*Pork shoulder usually comes as a large piece of meat. It’s the shoulder of the pig. It can be cumbersome and difficult to work with, not only because of the size, but also because it’s very fatty. “Country style pork ribs” are often pork shoulder that’s been trimmed and cut into thick slices. I love this because some of the fat has already been removed and the pieces are much easier to handle. You just have to be careful though as sometimes pork loin is used for country style pork ribs. It will usually say on the package but if it doesn’t, just check with your butcher. He will know whether it’s loin or shoulder. Loin is not as fatty but won’t produce as tender, melt in your mouth results either. You want the shoulder.
If you can’t find country style pork ribs, you could ask your butcher to slice a pork shoulder for you or you can do it yourself.

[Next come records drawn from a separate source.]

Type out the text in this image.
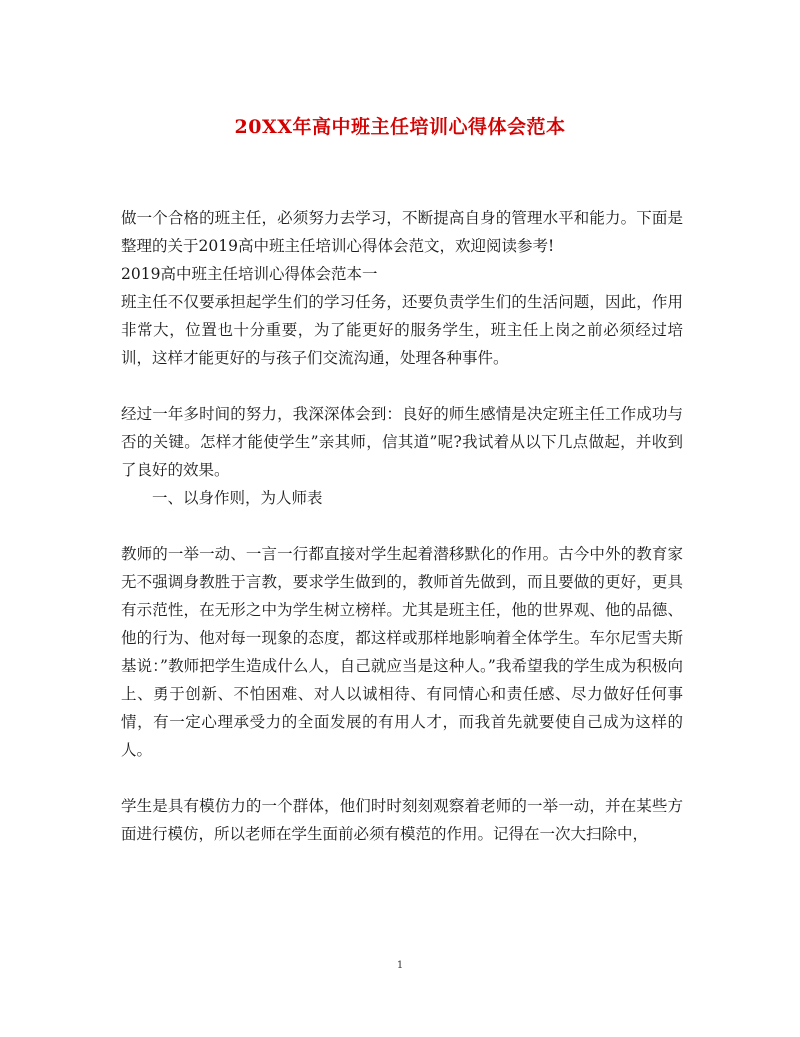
20XX年高中班主任培训心得体会范本

做一个合格的班主任，必须努力去学习，不断提高自身的管理水平和能力。下面是整理的关于2019高中班主任培训心得体会范文，欢迎阅读参考!

2019高中班主任培训心得体会范本一

班主任不仅要承担起学生们的学习任务，还要负责学生们的生活问题，因此，作用非常大，位置也十分重要，为了能更好的服务学生，班主任上岗之前必须经过培训，这样才能更好的与孩子们交流沟通，处理各种事件。

经过一年多时间的努力，我深深体会到：良好的师生感情是决定班主任工作成功与否的关键。怎样才能使学生”亲其师，信其道”呢?我试着从以下几点做起，并收到了良好的效果。

一、以身作则，为人师表

教师的一举一动、一言一行都直接对学生起着潜移默化的作用。古今中外的教育家无不强调身教胜于言教，要求学生做到的，教师首先做到，而且要做的更好，更具有示范性，在无形之中为学生树立榜样。尤其是班主任，他的世界观、他的品德、他的行为、他对每一现象的态度，都这样或那样地影响着全体学生。车尔尼雪夫斯基说：”教师把学生造成什么人，自己就应当是这种人。”我希望我的学生成为积极向上、勇于创新、不怕困难、对人以诚相待、有同情心和责任感、尽力做好任何事情，有一定心理承受力的全面发展的有用人才，而我首先就要使自己成为这样的人。

学生是具有模仿力的一个群体，他们时时刻刻观察着老师的一举一动，并在某些方面进行模仿，所以老师在学生面前必须有模范的作用。记得在一次大扫除中，

1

If you can’t find a boneless shoulder, or boneless country style ribs, allow a pound and half extra to compensate for the bones.
**If you don’t have a large cutting board, just lay a large piece of plastic wrap out on a work surface and lay pork on plastic wrap.
*** San Marzano tomatoes can be found in most larger grocery stores. They are Italian plum tomatoes grown in the rich volcanic soil at the base of Mount Vesuvius near the small Italian town of San Marzano. They are wonderful with a sweet flavor, low acidity, firm pulp, deep red color and a low seed count. Try to find them if you can. They more expensive but worth it! If you can’t find them, try to use canned plum tomatoes, if possible.
**** For the diced tomatoes in this recipe, I like to use rire-roasted diced tomatoes. Most major tomato canning companies produce fire-roasted tomatoes these days. Look for them along side the regular diced tomatoes. They have a depth of color and flavor that’s delicious. If you can’t find them, regular diced tomatoes will work.